Puesto en libertad, el ilustre prisionero llega a ver el regio catafalco levantado en la catedral sevillana para las honras fúnebres del rey Felipe II, fallecido en El Escorial el 13 de septiembre de 1598, casi al mismo tiempo que moría en Sevilla su gran protegido Arias Montano. Lo demuestra en el famoso soneto con estrambote que incluye en el Viaje del Parnaso, considerándolo “el principal honor de sus escritos”, aquél que comienza: “¡Voto a Dios que me espanta esta grandeza/ y que diera un doblón por describilla!”.  Sí, Miguel de Cervantes estuvo en Sevilla durante varios años, pero sin destacar en ella ni como poeta ni como novelista. No era, para los sevillanos de entonces, más que un mediocre poeta madrileño, un recaudador molesto, del que se huía, con el sambenito de sus desfalcos y de sus meses en prisión.

En el año 1600, último de su estancia en Sevilla, se afirma que posó para un jovencísimo Juan de Jáuregui, autor del supuesto retrato que preside la Real Academia Española. Pero, al estudiar la polémica sobre este retrato, suscitada por varios cervantistas de comienzos del siglo XX, entre los que se encuentran Narciso Sentenach, el marqués de Camarasa, Rodríguez Marín, Aurelio Baig, Alejandro Pidal y otros, me quedo con la conclusión de Julio Puyol (1917), de  que “el retrato no es más que una superchería manifiesta”. Los argumentos en pro y en  contra son serios, pero no han tenido consecuencias prácticas.

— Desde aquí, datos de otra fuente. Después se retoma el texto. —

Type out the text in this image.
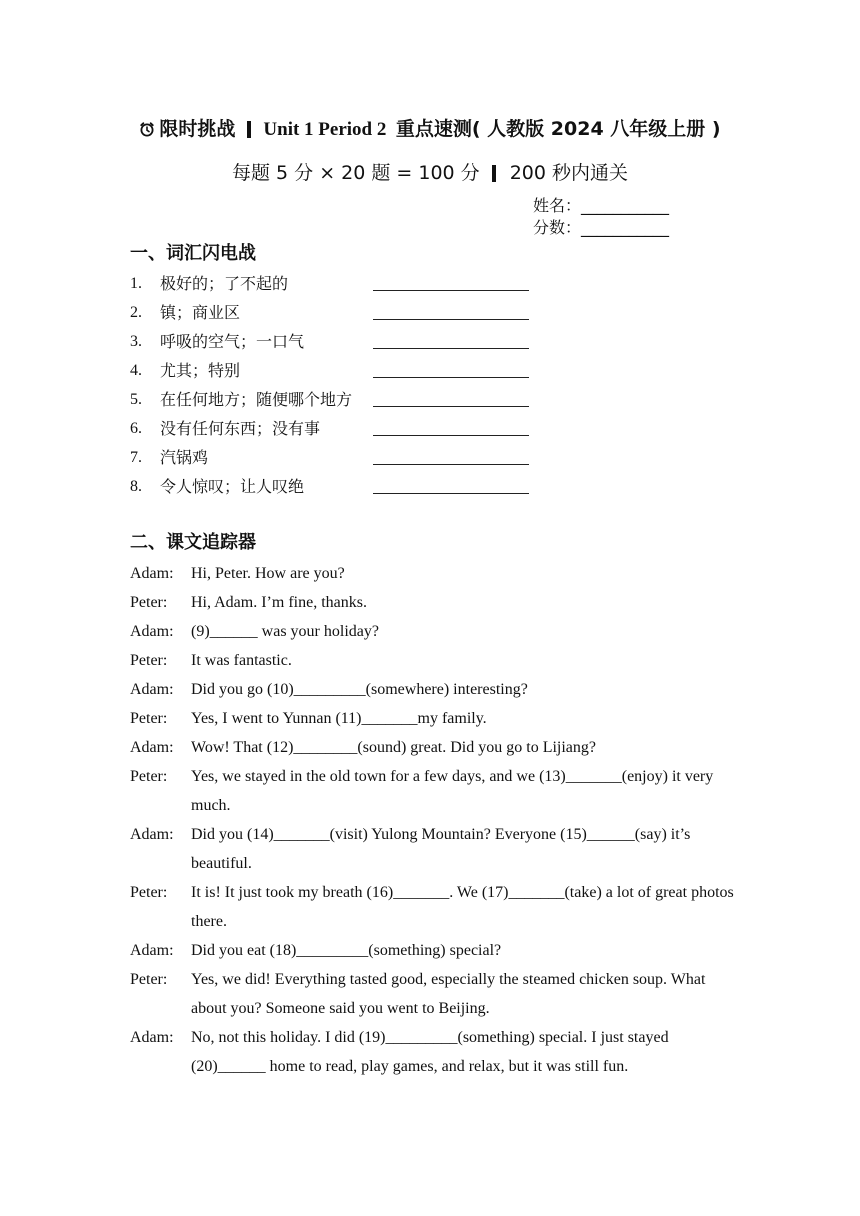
限时挑战 Unit 1 Period 2 重点速测( 人教版 2024 八年级上册 )
每题 5 分 × 20 题 = 100 分 200 秒内通关
姓名：___________
分数：___________
一、词汇闪电战
1. 极好的；了不起的
2. 镇；商业区
3. 呼吸的空气；一口气
4. 尤其；特别
5. 在任何地方；随便哪个地方
6. 没有任何东西；没有事
7. 汽锅鸡
8. 令人惊叹；让人叹绝
二、课文追踪器
Adam: Hi, Peter. How are you?
Peter: Hi, Adam. I’m fine, thanks.
Adam: (9)______ was your holiday?
Peter: It was fantastic.
Adam: Did you go (10)_________(somewhere) interesting?
Peter: Yes, I went to Yunnan (11)_______my family.
Adam: Wow! That (12)________(sound) great. Did you go to Lijiang?
Peter: Yes, we stayed in the old town for a few days, and we (13)_______(enjoy) it very much.
Adam: Did you (14)_______(visit) Yulong Mountain? Everyone (15)______(say) it’s beautiful.
Peter: It is! It just took my breath (16)_______. We (17)_______(take) a lot of great photos there.
Adam: Did you eat (18)_________(something) special?
Peter: Yes, we did! Everything tasted good, especially the steamed chicken soup. What about you? Someone said you went to Beijing.
Adam: No, not this holiday. I did (19)_________(something) special. I just stayed (20)______ home to read, play games, and relax, but it was still fun.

Sin embargo, soy de parecer que esa figura de caballero adusto no puede ser la de nuestro Cervantes, recién salido de la cárcel, de mala reputación y estrecheces económicas, a quien se digna retratar, según la tradición, un noble aprendiz de pintura, de muy buena familia sevillana, pero joven de sólo 17 años. No. Ni ese cuadro es de Jáuregui, ni el retratado puede ser Miguel de Cervantes, que todavía no había escrito el Quijote.  

Ese mismo año abandona Sevilla y vuelve a Esquivias, con escapadas a Madrid,  y después a Valladolid. En todo caso, después de la publicación del Quijote, se instala en Madrid, primero detrás del Hospital de Antón Martín, por dos veces en la calle Magdalena, después en la calle Huertas, y finalmente en la calle Francos (hoy Cervantes), esquina a la calle León, con su esposa y una criada. A pesar de los constantes cambios de domicilio,  son años de más tranquilidad, en los que pudo escribir con cierto sosiego la segunda parte de la novela. Pero ¿qué decir de la primera? Tuvo que ser escrita durante los años de recaudador en Andalucía, insultado por los vecinos, perseguido por la justicia, encarcelado, sin casa propia, viviendo en malolientes posadas. ¿No es motivo suficiente para la duda? No es mi deseo rebajar la categoría social y moral del novelista, pero cuanto digo está escrito y documentado por sus numerosos biógrafos. La suya fue un “desastre de vida”, como sentencia Alfredo Alvar en su Cervantes.